Дмитрий, слушая это, невольно поймал себя на мысли, тревожившей его ещё в Москве, но так и не нашедшей до сих пор ясного ответа: люди эти, полсотни семей с детьми и стариками, отныне числились его, лично ему принадлежащими, — не рабами в том смысле, в каком понимал это слово прежний, иноземный опыт Дмитрия, но и не вольными людьми, властными по своей воле сняться с места и уйти на иные хлеба. Гаврила, заметив, должно быть, тень раздумья на лице своего подопечного, счёл нужным пояснить, понизив голос до того делового тона, каким объяснял обыкновенно все тонкости здешних порядков:

— Ты, Дмитрий Николаевич, не думай о них как о полоне каком, — крестьяне эти испокон веку на этой земле сидят, деды их тут сидели и прадеды, — вотчина ли, поместье ли, для них разницы почти что нет, кто наверху хозяином числится. Лишь бы оброк не драл сверх меры да в самоуправство не пускался — а до прочего им дела нет. Уйти им теперь и точно вольным умом уже некуда, заповедные лета* тому уж давно вышли, да и государев указ построже стал в последние годы — так что сидеть им тут до тебя и после тебя, покуда сам ты им обиды не учинишь либо кто иной не сживёт их вовсе с земли.

— А ежели я в Японию ворочусь, а после и вовсе там останусь? — спросил Дмитрий напрямик, зная, что вопрос этот рано или поздно придётся задать вслух. — Кто ж дом мой сторожить будет да хозяйством ведать?

— Так вот он, Финоген Кузьмич, и будет ведать, — отвечал Гаврила без малейшего колебания, точно вопрос этот был решён им заранее. — Человек он в этих делах испытанный, Поместным приказом же и оставленный, а теперь — с твоей на то воли — тебе одному служить станет, оброк собирать да раз в год отчёт слать в Москву, хоть бы и на моё имя, а я уж тебе в Японию перескажу, коли оказия найдётся, али сам сохраню до твоего возвращения. Люди такие, боярин, всякому московскому дворянину надобны — иной из них по десять лет хозяина в глаза не видит, а хозяйство меж тем не хуже прежнего идёт, было бы кому доглядеть за самим приказчиком хоть изредка.

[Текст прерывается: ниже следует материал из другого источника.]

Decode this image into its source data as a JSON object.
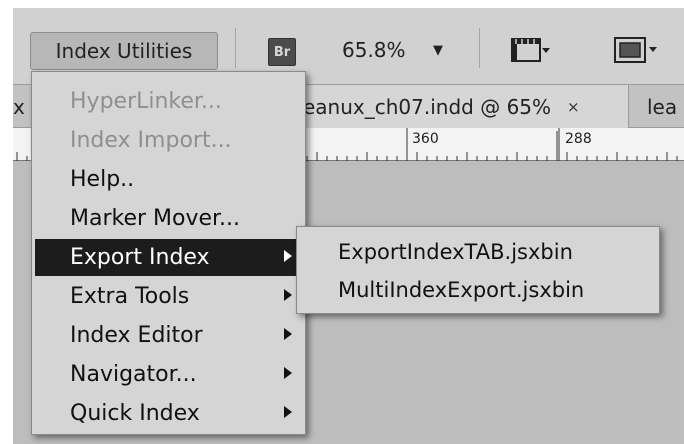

Финоген, услышав, как о нём говорят при новом хозяине, вытянулся с той степенной готовностью, что выдавала человека, давно свыкшегося со своей ролью и притом искренне ею дорожащего, и Дмитрий, поглядев на его сухое, изрезанное морщинами лицо, ощутил вдруг облегчение куда более полное, нежели ожидал: вопрос, тревоживший его чуть ли не с самого получения жалованной грамоты, разрешился так же просто и буднично, как разрешалось здесь, по всей видимости, всякое хозяйственное дело — не хитрым уложением, а простым доверием одного человека другому, доверием, скреплённым не столько бумагой, сколько многолетним обычаем.

Баня, к которой их проводили с наступлением сумерек, оказалась куда просторнее и жарче той, что показывал им Гаврила в Москве, — рубленная из свежего, ещё смолистого дерева, с полком в два яруса и каменкой, от которой пар валил такой густой, что первые минуты Такэда, не привыкший ещё вполне к подобному испытанию, лишь охал да отфыркивался, вызывая у сопровождавших их мужиков сдержанные, но явные улыбки.

— Дзимитори-доно, — произнёс он наконец, обмахиваясь берёзовым веником с той же неловкостью, с какой держал бы в руках незнакомое оружие, — в этой земле, право, испытывают гостя не хуже, чем в додзё испытывают ученика: то холодом снаружи, то жаром внутри, покуда не поймёшь наконец, где твоя истинная сила.

— Тут ты прав более, чем сам думаешь, — отвечал Дмитрий, невольно рассмеявшись и плеснув воды на раскалённые камни, отчего пар взметнулся новой волной, заставив Такэду охнуть ещё громче. — У нас говорят: баня — не просто мытьё, а лекарство от всех хворей, и телесных, и душевных. После неё человек будто заново на свет рождается.

Хатта, в отличие от младшего товарища, переносил жар с тем же невозмутимым спокойствием, с каким переносил всякое иное испытание, выпадавшее на его долю за долгие годы службы, но и в его глазах, когда он вышел наконец на свежий морозный воздух и с явным наслаждением зачерпнул пригоршню снега, чтобы обтереть раскрасневшееся лицо, Дмитрий уловил нечто похожее на тихое, сдержанное удовольствие.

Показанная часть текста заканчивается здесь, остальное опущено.